My life is my life. I’m not going to change my life for anybody. I don’t have any problems with it. I just don’t talk about my health, my dad, who I voted for, or what I think of the death penalty, because that would be trivializing my life, selling it for a magazine. I don’t have any problems with anybody reporting on my life. It’s just that I’m not going to bring my family into that. The number-one reason for that is: Why would I invite — encourage — more people to sit outside my door and wait for my children to go to school? I don’t have any desire to participate in it.
Are you happy with the life you’ve created for yourself?
I’m absolutely over the moon. Ten years ago, I was worried. You know how you worry, if I do this, will this happen? And, I won’t be happy if I’m not this. I’m so happy that this is what I chose. I was able to design a life where … you know, on Thursday, Charlie’s got this little school play he’s doing, and the second-grade summer birthdays, and last week he had the Olympics and he lost and he cried and cried and cried. And I thought to myself, what if I wasn’t here? Clearly, he’d be with somebody else, but it wouldn’t be me. I can’t live with delegating my life so I can work more.
Was "normal" what you always aimed for?
Oh, yeah. I insisted on it. It’s taken a lot of work, though. I insisted on it at 5 years old.
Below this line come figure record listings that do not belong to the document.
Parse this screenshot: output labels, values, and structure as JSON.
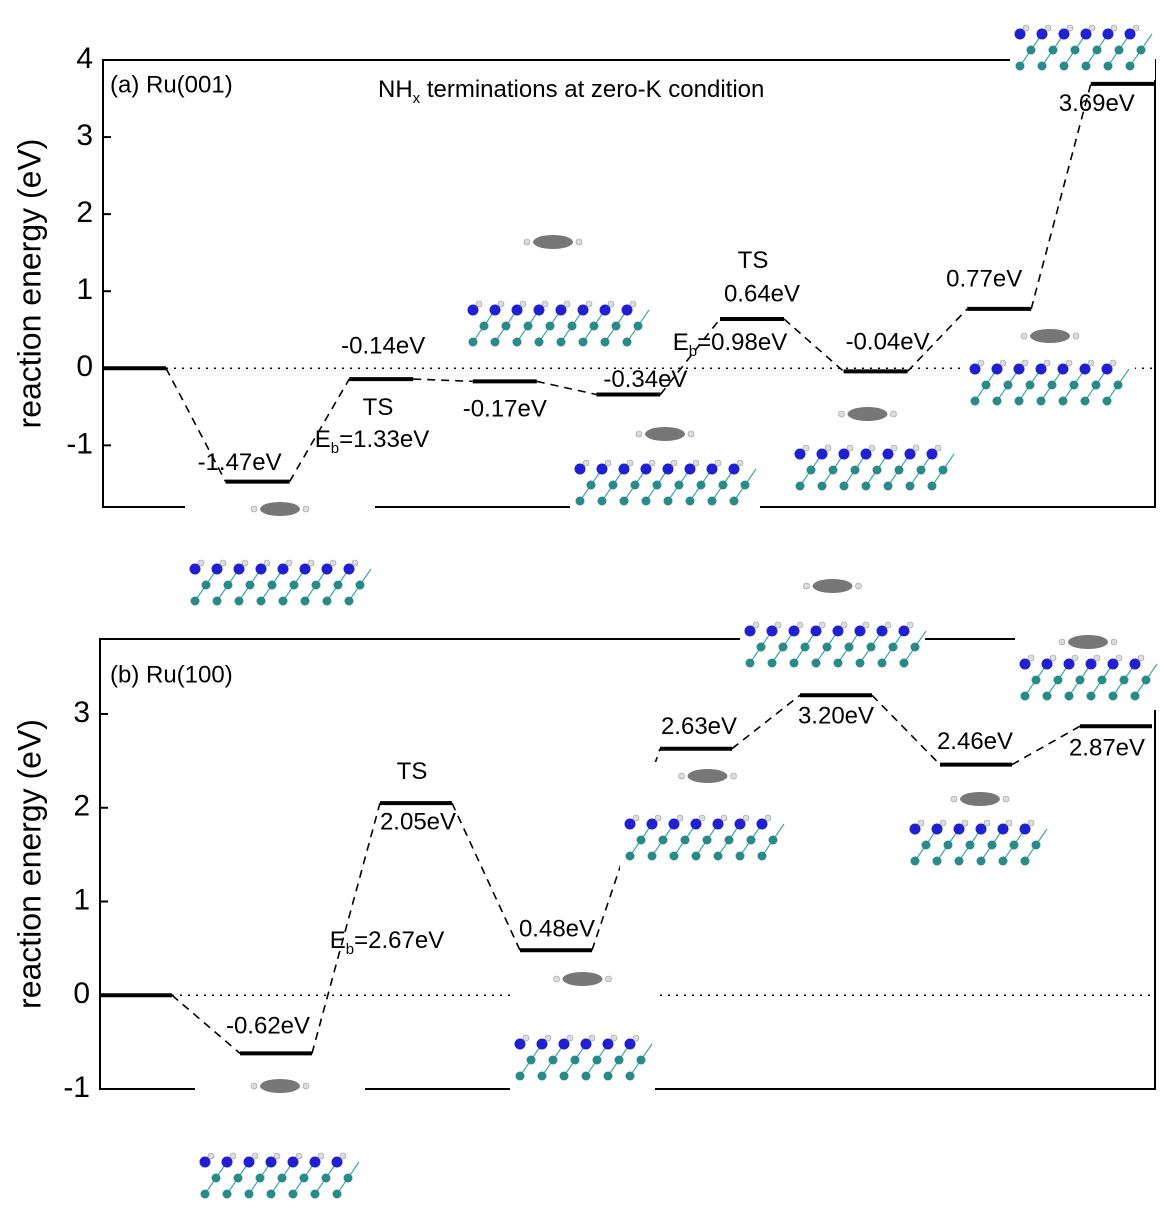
{
  "chart_data": [
    {
      "type": "energy",
      "panel_label": "(a) Ru(001)",
      "title": {
        "main": "NH",
        "sub": "x",
        "rest": " terminations at zero-K condition"
      },
      "y_label": "reaction energy (eV)",
      "values": [
        0,
        -1.47,
        -0.14,
        -0.17,
        -0.34,
        0.64,
        -0.04,
        0.77,
        3.69
      ],
      "value_labels": [
        null,
        "-1.47eV",
        "-0.14eV",
        "-0.17eV",
        "-0.34eV",
        "0.64eV",
        "-0.04eV",
        "0.77eV",
        "3.69eV"
      ],
      "annotations": [
        {
          "text": "TS"
        },
        {
          "text": "E",
          "sub": "b",
          "rest": "=1.33eV"
        },
        {
          "text": "TS"
        },
        {
          "text": "E",
          "sub": "b",
          "rest": "=0.98eV"
        }
      ],
      "ylim": [
        -1.8,
        4
      ],
      "yticks": [
        -1,
        0,
        1,
        2,
        3,
        4
      ],
      "zero_line": true,
      "color": "#000000"
    },
    {
      "type": "energy",
      "panel_label": "(b) Ru(100)",
      "y_label": "reaction energy (eV)",
      "values": [
        0,
        -0.62,
        2.05,
        0.48,
        2.63,
        3.2,
        2.46,
        2.87
      ],
      "value_labels": [
        null,
        "-0.62eV",
        "2.05eV",
        "0.48eV",
        "2.63eV",
        "3.20eV",
        "2.46eV",
        "2.87eV"
      ],
      "annotations": [
        {
          "text": "TS"
        },
        {
          "text": "E",
          "sub": "b",
          "rest": "=2.67eV"
        }
      ],
      "ylim": [
        -1,
        3.8
      ],
      "yticks": [
        -1,
        0,
        1,
        2,
        3
      ],
      "zero_line": true,
      "color": "#000000"
    }
  ]
}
I knew as a young person that if I weren’t paying attention, they would take my life away from me. When I was 7 or 8, I remember them saying, "Listen, we’re going to go to Disneyland. They’re going to take a film crew. You’re going to bring a friend, and they’ll show you going on the rides." I wasn’t much of a rebel. But I was like, [sobbing] "I don’t want to go to Disneyland with a film crew. I just want to go to Disneyland." I didn’t want them to ruin that experience for me. I didn’t want to have the reality show of me going to Disneyland. And I don’t want to pollute my children’s lives.
Do you feel that people appreciate the choice you’ve made to maintain your privacy?
I don’t know if anyone appreciates it now. I’m sure there are all sorts of people who don’t like what I’ve chosen. ... I think my kids will understand and respect it. In 20 years, people will look back on my life and I’ll be 65 and Britney Spears will be 45, and I think by then people will understand the value of privacy.